Wenger’s balanced 4-4-2 formation, once modern and revolutionary, became antiquated in a league when managers would catch the attention of the league with new tactics.
Whether it be Jose Mourinho’s park-the-bus and counter strategy, the emergence of the 4-2-3-1 in the 2010s, or even Antonio Conte’s 3-5-2, Wenger would always only stubbornly stick to his ways or react to change, rather than prepare for it.
And so here we are in 2018, and Wenger has announced that he will be leaving the club at season’s end.
For at least three years, chants of “Wenger Out” become European soccer’s “Is Joe Flacco Elite” meme: while showing up in the most random places, it became a topic that needed to be addressed. While Wenger won two more FA Cups in 2015 and 2017, and even got the club to a second-place EPL finish in the 2015-2016 season, at that point the stench of mediocrity clouding the club couldn’t be ignored.
Trophies can’t cover up what was clear: Wenger had lost the attention of his players, and the squad was clearly okay with putting in mediocre efforts.
At the end of last season, all signs were pointing to Wenger’s exit. His contract was just about to run out; this was the time to let him go gently.

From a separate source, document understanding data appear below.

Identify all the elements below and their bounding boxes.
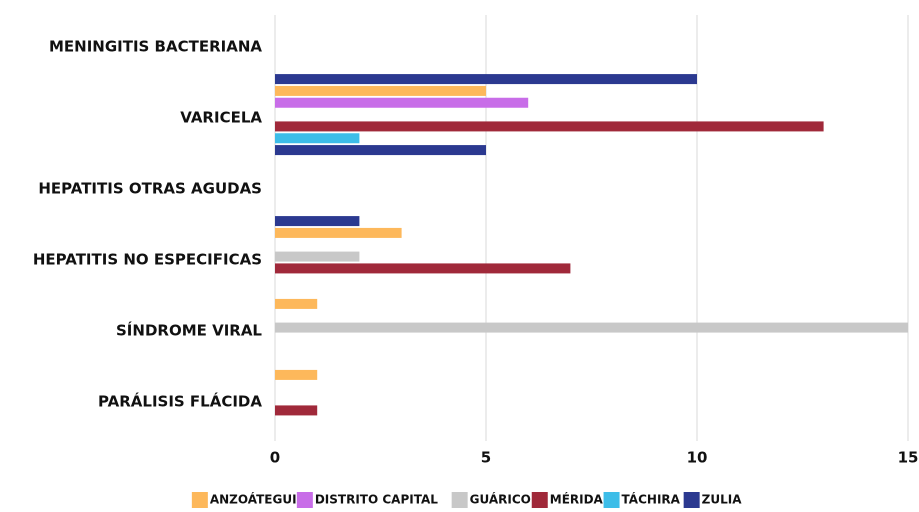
bar: [275, 74, 697, 85]
bar: [275, 85, 486, 96]
bar: [275, 322, 908, 333]
legend-label: GUÁRICO: [470, 492, 531, 507]
y-tick-label: MENINGITIS BACTERIANA: [49, 37, 262, 55]
legend-label: ZULIA: [702, 493, 743, 507]
y-tick-label: HEPATITIS NO ESPECIFICAS: [33, 250, 262, 268]
bar: [275, 121, 824, 132]
bar: [275, 369, 318, 380]
bar: [275, 97, 529, 108]
y-tick-label: VARICELA: [180, 108, 262, 126]
bar: [275, 251, 360, 262]
legend-swatch: [683, 492, 700, 508]
bar: [275, 298, 318, 309]
legend-label: ANZOÁTEGUI: [210, 492, 297, 507]
legend-swatch: [451, 492, 468, 508]
bar: [275, 145, 486, 156]
legend-label: TÁCHIRA: [622, 492, 681, 507]
bar: [275, 133, 360, 144]
x-tick-label: 0: [270, 449, 280, 467]
legend-swatch: [531, 492, 548, 508]
legend-label: DISTRITO CAPITAL: [315, 493, 438, 507]
legend-swatch: [296, 492, 313, 508]
y-tick-label: PARÁLISIS FLÁCIDA: [98, 391, 262, 410]
bar: [275, 227, 402, 238]
legend-label: MÉRIDA: [550, 492, 604, 507]
y-tick-label: HEPATITIS OTRAS AGUDAS: [38, 179, 262, 197]
y-tick-label: SÍNDROME VIRAL: [116, 320, 262, 339]
bar: [275, 405, 318, 416]
x-tick-label: 5: [481, 449, 491, 467]
legend-swatch: [191, 492, 208, 508]
bar: [275, 216, 360, 227]
legend-swatch: [603, 492, 620, 508]
x-tick-label: 15: [898, 449, 919, 467]
bar: [275, 263, 571, 274]
x-tick-label: 10: [687, 449, 708, 467]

However, instead of giving him a heroic viking send-off, ignoring the decade of malaise and remembering him only for his greatness, Wenger signed a two-year contract extension.

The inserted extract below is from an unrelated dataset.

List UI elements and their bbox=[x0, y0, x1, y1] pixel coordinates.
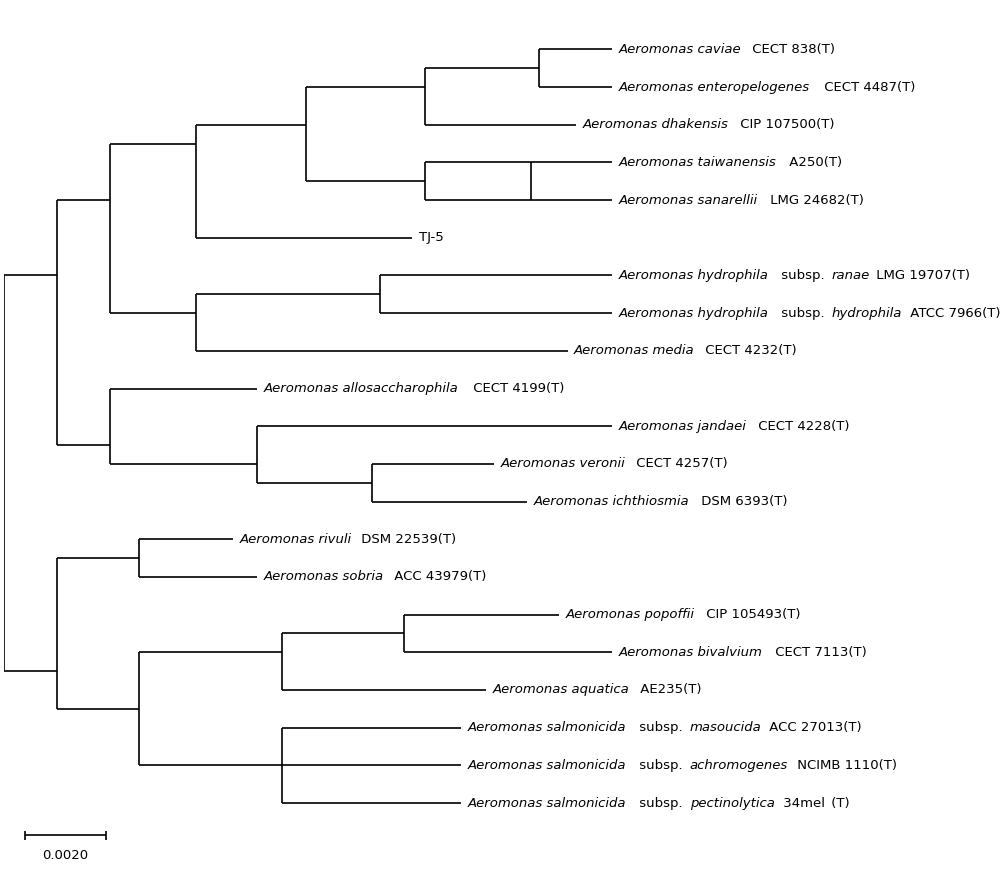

This season only further complicated his legacy. Arsenal signed two transfer record strikers, yet still lacked any sort of conviction in big moments. Against the other “Top Six” clubs (Man Utd, Chelsea, Man City, Liverpool, and Tottenham) they’ve only earned six points in nine league matches.
Arsenal’s players had given into their criticisms and withered away when it was time to step up. The darkness and sadness that once was just talk has built on itself; even Arsenal’s crowning achievement this season, reaching the Europa League’s semi-final, is an indictment of how much Arsenal’s standards for greatness have fallen.
So how do we remember Wenger? As “the Professor,” the forward thinking genius who pushed the English Premier League to a higher level of quality? Or the man whose stubbornness in such beliefs tortured him into a comatose state of mediocrity?
I personally did not get to see Wenger at his apex. All I hear is folktales from older millennials who tell legends of Henry, Lampard, and Gerrard as English Premier League landed on the shores of the United States in the mid-2000s thanks to new television deals. While I can recognize the beauty of “The Invincibles” and the hero that Wenger was, I will unfortunately only remember his tragic, self-inflicted turn toward the villain.